The uneven border between Chilmark and Aquinnah runs along Boathouse Road in Menemsha. Both towns lease a number of small lots along the road for use by fishermen. Each lot sports a dock, a shack, or both. Waterfront space per lot for a boat is limited, road space for cars and trucks even more so. In an effort to keep leaseholders from Aquinnah and Chilmark from sparring over individual parking rights, the selectmen from both towns met last autumn to forge a parking agreement. Both towns walked away with an understanding they would carve undesignated leaseholder parking spaces and distribute placards to the leaseholders to differentiate them from non-leaseholders trying to park in the area illegally. The plan appears to have sunk.

“My understanding was it was going to be open to anybody, first-come, first-serve basis,” leaseholder and former selectman Jonathan Mayhew said to the board. “So needless to say that is no longer the case, I guess.”

“Aquinnah assigned spaces to its leaseholders without our involvement or our agreement,” Malkin said, reiterating an accusation made at the last selectmen’s meeting.

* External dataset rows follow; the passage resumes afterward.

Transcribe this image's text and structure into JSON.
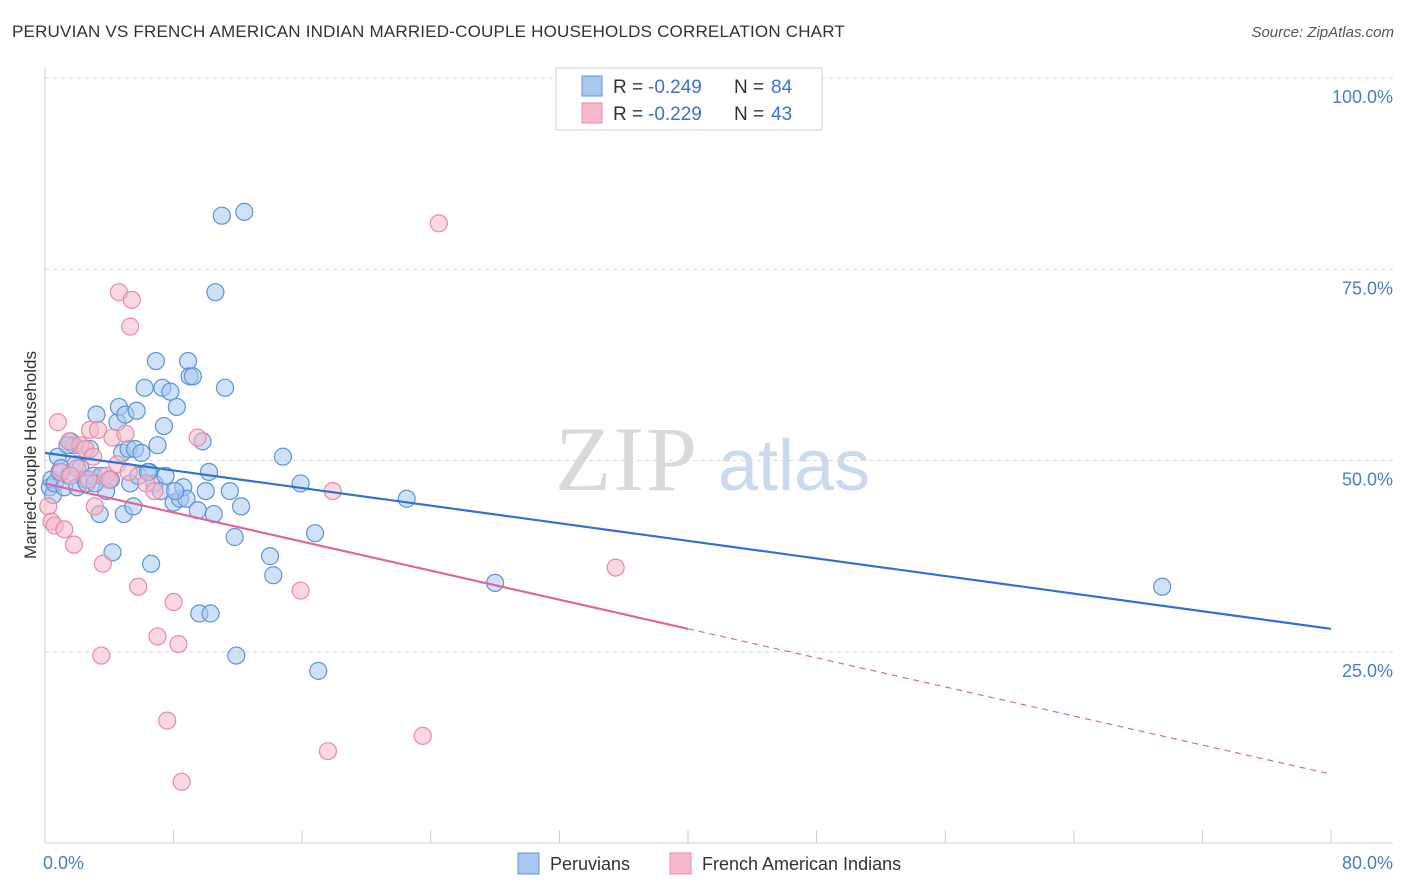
{
  "title": "PERUVIAN VS FRENCH AMERICAN INDIAN MARRIED-COUPLE HOUSEHOLDS CORRELATION CHART",
  "source": "Source: ZipAtlas.com",
  "watermark": {
    "zip": "ZIP",
    "atlas": "atlas"
  },
  "legend": {
    "rows": [
      {
        "r_label": "R =",
        "r_value": "-0.249",
        "n_label": "N =",
        "n_value": "84",
        "color": "#a8c8f0"
      },
      {
        "r_label": "R =",
        "r_value": "-0.229",
        "n_label": "N =",
        "n_value": "43",
        "color": "#f5b8cb"
      }
    ]
  },
  "bottom_legend": [
    {
      "label": "Peruvians",
      "color": "#a8c8f0"
    },
    {
      "label": "French American Indians",
      "color": "#f5b8cb"
    }
  ],
  "chart_data": {
    "type": "scatter",
    "ylabel": "Married-couple Households",
    "xlim": [
      0,
      80
    ],
    "ylim": [
      0,
      100
    ],
    "x_tick_labels": [
      "0.0%",
      "80.0%"
    ],
    "y_ticks": [
      25,
      50,
      75,
      100
    ],
    "y_tick_labels": [
      "25.0%",
      "50.0%",
      "75.0%",
      "100.0%"
    ],
    "grid": true,
    "series": [
      {
        "name": "Peruvians",
        "color": "#5b93d9",
        "fill": "#a8c8f0",
        "trend": {
          "x0": 0,
          "y0": 51.0,
          "x1": 80,
          "y1": 28.0,
          "color": "#2f72d1"
        },
        "points": [
          [
            0.3,
            46.5
          ],
          [
            0.4,
            47.5
          ],
          [
            0.5,
            45.5
          ],
          [
            0.6,
            47.0
          ],
          [
            0.8,
            50.5
          ],
          [
            0.9,
            48.5
          ],
          [
            1.0,
            49.0
          ],
          [
            1.2,
            46.5
          ],
          [
            1.5,
            48.0
          ],
          [
            1.6,
            52.5
          ],
          [
            1.8,
            52.0
          ],
          [
            1.9,
            49.5
          ],
          [
            2.0,
            46.5
          ],
          [
            2.2,
            49.0
          ],
          [
            2.5,
            47.5
          ],
          [
            2.8,
            51.5
          ],
          [
            3.0,
            48.0
          ],
          [
            3.2,
            56.0
          ],
          [
            3.5,
            48.0
          ],
          [
            3.8,
            46.0
          ],
          [
            4.0,
            47.5
          ],
          [
            4.2,
            38.0
          ],
          [
            4.5,
            55.0
          ],
          [
            4.6,
            57.0
          ],
          [
            4.8,
            51.0
          ],
          [
            4.9,
            43.0
          ],
          [
            5.0,
            56.0
          ],
          [
            5.2,
            51.5
          ],
          [
            5.3,
            47.0
          ],
          [
            5.5,
            44.0
          ],
          [
            5.6,
            51.5
          ],
          [
            5.8,
            48.0
          ],
          [
            6.0,
            51.0
          ],
          [
            6.2,
            59.5
          ],
          [
            6.5,
            48.5
          ],
          [
            6.6,
            36.5
          ],
          [
            6.8,
            47.0
          ],
          [
            6.9,
            63.0
          ],
          [
            7.0,
            52.0
          ],
          [
            7.2,
            46.0
          ],
          [
            7.3,
            59.5
          ],
          [
            7.4,
            54.5
          ],
          [
            7.5,
            48.0
          ],
          [
            7.8,
            59.0
          ],
          [
            8.0,
            44.5
          ],
          [
            8.2,
            57.0
          ],
          [
            8.4,
            45.0
          ],
          [
            8.6,
            46.5
          ],
          [
            8.8,
            45.0
          ],
          [
            8.9,
            63.0
          ],
          [
            9.0,
            61.0
          ],
          [
            9.2,
            61.0
          ],
          [
            9.5,
            43.5
          ],
          [
            9.6,
            30.0
          ],
          [
            9.8,
            52.5
          ],
          [
            10.0,
            46.0
          ],
          [
            10.2,
            48.5
          ],
          [
            10.3,
            30.0
          ],
          [
            10.5,
            43.0
          ],
          [
            10.6,
            72.0
          ],
          [
            11.0,
            82.0
          ],
          [
            11.2,
            59.5
          ],
          [
            11.5,
            46.0
          ],
          [
            11.8,
            40.0
          ],
          [
            11.9,
            24.5
          ],
          [
            12.2,
            44.0
          ],
          [
            12.4,
            82.5
          ],
          [
            14.0,
            37.5
          ],
          [
            14.2,
            35.0
          ],
          [
            14.8,
            50.5
          ],
          [
            15.9,
            47.0
          ],
          [
            16.8,
            40.5
          ],
          [
            17.0,
            22.5
          ],
          [
            22.5,
            45.0
          ],
          [
            28.0,
            34.0
          ],
          [
            69.5,
            33.5
          ],
          [
            2.6,
            47.0
          ],
          [
            3.1,
            47.0
          ],
          [
            3.4,
            43.0
          ],
          [
            4.1,
            47.5
          ],
          [
            5.7,
            56.5
          ],
          [
            6.4,
            48.5
          ],
          [
            1.4,
            52.0
          ],
          [
            8.1,
            46.0
          ]
        ]
      },
      {
        "name": "French American Indians",
        "color": "#e88aa8",
        "fill": "#f5b8cb",
        "trend": {
          "x0": 0,
          "y0": 47.0,
          "x1": 40,
          "y1": 28.0,
          "color": "#e06793"
        },
        "trend_dashed": {
          "x0": 40,
          "y0": 28.0,
          "x1": 80,
          "y1": 9.0
        },
        "points": [
          [
            0.2,
            44.0
          ],
          [
            0.4,
            42.0
          ],
          [
            0.6,
            41.5
          ],
          [
            0.8,
            55.0
          ],
          [
            1.0,
            48.5
          ],
          [
            1.2,
            41.0
          ],
          [
            1.5,
            52.5
          ],
          [
            1.8,
            39.0
          ],
          [
            2.0,
            49.0
          ],
          [
            2.2,
            52.0
          ],
          [
            2.5,
            51.5
          ],
          [
            2.8,
            54.0
          ],
          [
            3.0,
            50.5
          ],
          [
            3.1,
            44.0
          ],
          [
            3.3,
            54.0
          ],
          [
            3.5,
            24.5
          ],
          [
            3.6,
            36.5
          ],
          [
            3.8,
            48.0
          ],
          [
            4.0,
            47.5
          ],
          [
            4.2,
            53.0
          ],
          [
            4.5,
            49.5
          ],
          [
            4.6,
            72.0
          ],
          [
            5.0,
            53.5
          ],
          [
            5.2,
            48.5
          ],
          [
            5.3,
            67.5
          ],
          [
            5.4,
            71.0
          ],
          [
            5.8,
            33.5
          ],
          [
            6.3,
            47.0
          ],
          [
            6.8,
            46.0
          ],
          [
            7.0,
            27.0
          ],
          [
            7.6,
            16.0
          ],
          [
            8.0,
            31.5
          ],
          [
            8.3,
            26.0
          ],
          [
            8.5,
            8.0
          ],
          [
            9.5,
            53.0
          ],
          [
            15.9,
            33.0
          ],
          [
            17.6,
            12.0
          ],
          [
            17.9,
            46.0
          ],
          [
            23.5,
            14.0
          ],
          [
            24.5,
            81.0
          ],
          [
            35.5,
            36.0
          ],
          [
            1.6,
            48.0
          ],
          [
            2.7,
            47.5
          ]
        ]
      }
    ]
  }
}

Aquinnah town administrator Jeffery Madison told The Times Chilmark has based its claim of Aquinnah-assigned spaces on a map crafted last year by Chilmark town administrator Tim Carroll for an entirely different purpose — reference points for the autumn meeting between the two boards. Madison said he doesn’t understand why the map is being attributed to him or why it is relevant.

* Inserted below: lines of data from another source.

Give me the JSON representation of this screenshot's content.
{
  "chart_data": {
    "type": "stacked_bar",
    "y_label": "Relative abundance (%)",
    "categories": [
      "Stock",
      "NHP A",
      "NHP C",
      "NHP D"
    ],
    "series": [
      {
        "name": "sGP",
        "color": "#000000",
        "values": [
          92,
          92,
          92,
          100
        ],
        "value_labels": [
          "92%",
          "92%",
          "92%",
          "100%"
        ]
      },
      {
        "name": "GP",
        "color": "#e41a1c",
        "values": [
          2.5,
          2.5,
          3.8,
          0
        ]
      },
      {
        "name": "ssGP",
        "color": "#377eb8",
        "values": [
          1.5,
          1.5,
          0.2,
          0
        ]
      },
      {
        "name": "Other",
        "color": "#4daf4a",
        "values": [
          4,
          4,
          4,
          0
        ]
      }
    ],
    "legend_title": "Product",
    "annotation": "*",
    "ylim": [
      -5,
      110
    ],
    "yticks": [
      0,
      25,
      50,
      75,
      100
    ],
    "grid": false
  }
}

“I actually have a bigger problem with the town of Chilmark and the town of Aquinnah not going to the MOU — the memorandum of understanding — back in 1995,” Mayhew said. He said both towns should review the MOU yearly.

Mayhew said the commonwealth granted the land to Aquinnah and Chilmark in the MOU provided special conditions were met, such as the leaseholders limiting their activity to commercial fishing. He argued not all lots are reserved for commercial fishing activity any longer, among other violations of the MOU conditions, and that the towns run the risk of the state taking back the real estate.

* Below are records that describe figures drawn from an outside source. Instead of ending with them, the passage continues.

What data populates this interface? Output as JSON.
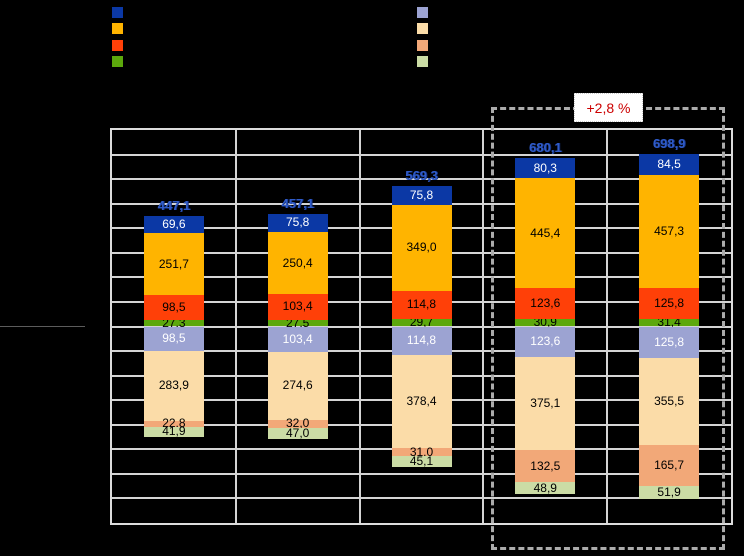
{
  "chart_data": {
    "type": "bar",
    "subtype": "diverging-stacked",
    "title": "",
    "xlabel": "",
    "ylabel": "",
    "bar_count": 5,
    "totals": [
      "447,1",
      "457,1",
      "569,3",
      "680,1",
      "698,9"
    ],
    "totals_color": "#2F5BC8",
    "series_above": [
      {
        "name": "dark-blue-segment",
        "color": "#0B38A5",
        "label_color": "#FFFFFF",
        "values": [
          "69,6",
          "75,8",
          "75,8",
          "80,3",
          "84,5"
        ]
      },
      {
        "name": "amber-segment",
        "color": "#FFB400",
        "label_color": "#000000",
        "values": [
          "251,7",
          "250,4",
          "349,0",
          "445,4",
          "457,3"
        ]
      },
      {
        "name": "orange-red-segment",
        "color": "#FF4008",
        "label_color": "#000000",
        "values": [
          "98,5",
          "103,4",
          "114,8",
          "123,6",
          "125,8"
        ]
      },
      {
        "name": "green-segment",
        "color": "#5CA80C",
        "label_color": "#000000",
        "values": [
          "27,3",
          "27,5",
          "29,7",
          "30,9",
          "31,4"
        ]
      }
    ],
    "series_below": [
      {
        "name": "lavender-segment",
        "color": "#9CA3D2",
        "label_color": "#FFFFFF",
        "values": [
          "98,5",
          "103,4",
          "114,8",
          "123,6",
          "125,8"
        ]
      },
      {
        "name": "cream-segment",
        "color": "#FBDCA8",
        "label_color": "#000000",
        "values": [
          "283,9",
          "274,6",
          "378,4",
          "375,1",
          "355,5"
        ]
      },
      {
        "name": "peach-segment",
        "color": "#F2A878",
        "label_color": "#000000",
        "values": [
          "22,8",
          "32,0",
          "31,0",
          "132,5",
          "165,7"
        ]
      },
      {
        "name": "light-green-segment",
        "color": "#CBDCA5",
        "label_color": "#000000",
        "values": [
          "41,9",
          "47,0",
          "45,1",
          "48,9",
          "51,9"
        ]
      }
    ],
    "annotation": "+2,8 %",
    "annotation_color": "#CC0000",
    "axis": {
      "grid": true,
      "gridline_step_units": 100,
      "units_above_zero": 800,
      "units_below_zero": 800,
      "zero_line_tick": true
    },
    "highlight": {
      "style": "dashed-box",
      "covers_bars": [
        4,
        5
      ]
    }
  },
  "legend": {
    "left_group_swatches": [
      "dark-blue",
      "amber",
      "orange-red",
      "green"
    ],
    "right_group_swatches": [
      "lavender",
      "cream",
      "peach",
      "light-green"
    ]
  }
}
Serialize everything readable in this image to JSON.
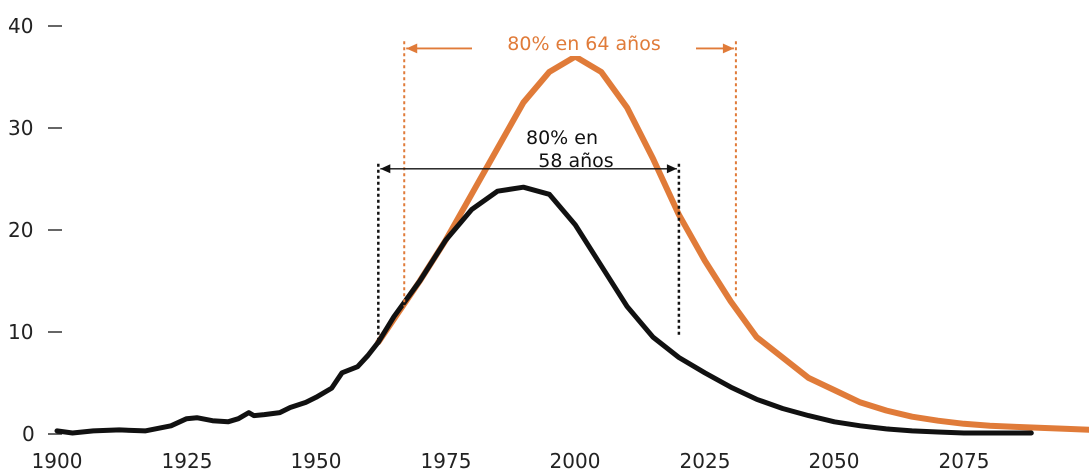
{
  "chart_data": {
    "type": "line",
    "title": "",
    "xlabel": "",
    "ylabel": "",
    "xlim": [
      1900,
      2100
    ],
    "ylim": [
      0,
      40
    ],
    "x_ticks": [
      1900,
      1925,
      1950,
      1975,
      2000,
      2025,
      2050,
      2075
    ],
    "y_ticks": [
      0,
      10,
      20,
      30,
      40
    ],
    "grid": false,
    "legend": "none",
    "series": [
      {
        "color": "#e07b39",
        "x": [
          1962,
          1966,
          1970,
          1975,
          1980,
          1985,
          1990,
          1995,
          2000,
          2005,
          2010,
          2015,
          2020,
          2025,
          2030,
          2035,
          2040,
          2045,
          2050,
          2055,
          2060,
          2065,
          2070,
          2075,
          2080,
          2085,
          2090,
          2095,
          2100
        ],
        "values": [
          9,
          12,
          15,
          19,
          23.5,
          28,
          32.5,
          35.5,
          37,
          35.5,
          32,
          27,
          21.5,
          17,
          13,
          9.5,
          7.5,
          5.5,
          4.3,
          3.1,
          2.3,
          1.7,
          1.3,
          1.0,
          0.8,
          0.7,
          0.6,
          0.5,
          0.4
        ]
      },
      {
        "color": "#111111",
        "x": [
          1900,
          1903,
          1907,
          1912,
          1917,
          1922,
          1925,
          1927,
          1930,
          1933,
          1935,
          1937,
          1938,
          1940,
          1943,
          1945,
          1948,
          1950,
          1953,
          1955,
          1958,
          1960,
          1962,
          1965,
          1970,
          1975,
          1980,
          1985,
          1990,
          1995,
          2000,
          2005,
          2010,
          2015,
          2020,
          2025,
          2030,
          2035,
          2040,
          2045,
          2050,
          2055,
          2060,
          2065,
          2070,
          2075,
          2080,
          2088
        ],
        "values": [
          0.3,
          0.1,
          0.3,
          0.4,
          0.3,
          0.8,
          1.5,
          1.6,
          1.3,
          1.2,
          1.5,
          2.1,
          1.8,
          1.9,
          2.1,
          2.6,
          3.1,
          3.6,
          4.5,
          6.0,
          6.6,
          7.7,
          9,
          11.5,
          15,
          19,
          22,
          23.8,
          24.2,
          23.5,
          20.5,
          16.5,
          12.5,
          9.5,
          7.5,
          6.0,
          4.6,
          3.4,
          2.5,
          1.8,
          1.2,
          0.8,
          0.5,
          0.3,
          0.2,
          0.1,
          0.1,
          0.1
        ]
      }
    ],
    "annotations": [
      {
        "text": "80% en 64 años",
        "color": "#e07b39",
        "x_start": 1967,
        "x_end": 2031,
        "y": 37.8,
        "v_top": 38.5,
        "v_left_bottom": 12.5,
        "v_right_bottom": 13.3
      },
      {
        "text_line1": "80% en",
        "text_line2": "58 años",
        "color": "#111111",
        "x_start": 1962,
        "x_end": 2020,
        "y": 26.0,
        "v_top": 26.5,
        "v_left_bottom": 9.3,
        "v_right_bottom": 9.5
      }
    ]
  }
}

“We have tried in the past several times to tell Aquinnah that these lots are for commercial fishermen,” selectman Warren Doty said. “Their claim is that if someone has a commercial fishing license, such as a scallop license, that then they qualify. So what we have is a boat rental business, and other kinds of businesses that have nothing to do with commercial fishing, which are being run on the Aquinnah side.”

“If they feel the lots are being used inappropriately, they can make the proper assertion in the proper venue,” Madison said. But he also said he had a great of respect for Mayhew’s opinions.

Police Chief Jonathan Klaren told the selectmen his primary concern is keeping Boathouse Road open to traffic, keeping vehicles from parking on the Menemsha Channel side of the road to facilitate that. He later told The Times he could not recall any altercations on Boathouse Road regarding parking.

The board agreed to send a letter to the Aquinnah selectmen reiterating the 2017 parking agreement, outlining stipulations in the MOU, and inviting Aquinnah to rejoin deliberations on the Creek Lots.

In other business, the board heard from harbor advisory committee chairman Everett Poole about the storage of kayaks and rowboats at the ramp at Quitsa Landing, counter to harbor policy.

“Last night there was 22 boats there,” Poole said. “And it is very hard for a guy to back down there to launch a boat.”

“The harbormaster was instructed to get signage and put that up there,” Malkin said. He suggested he and Poole remind harbormaster Dennis Jason to post signs.

“I’ll get right on it tomorrow morning,” Poole said.

“I thought you might,” Malkin said.

The Times visited Quitsa Landing Tuesday evening, and found no signs related to boat storage. Kayaks in assorted colors ran along a fenceline on the ramp edge from State Road to the water. Another batch of kayaks lined the guardrail by the Hariph’s Creek Bridge.

Carroll told The Times Wednesday the harbormaster was reminded to erect signs forbidding boat storage.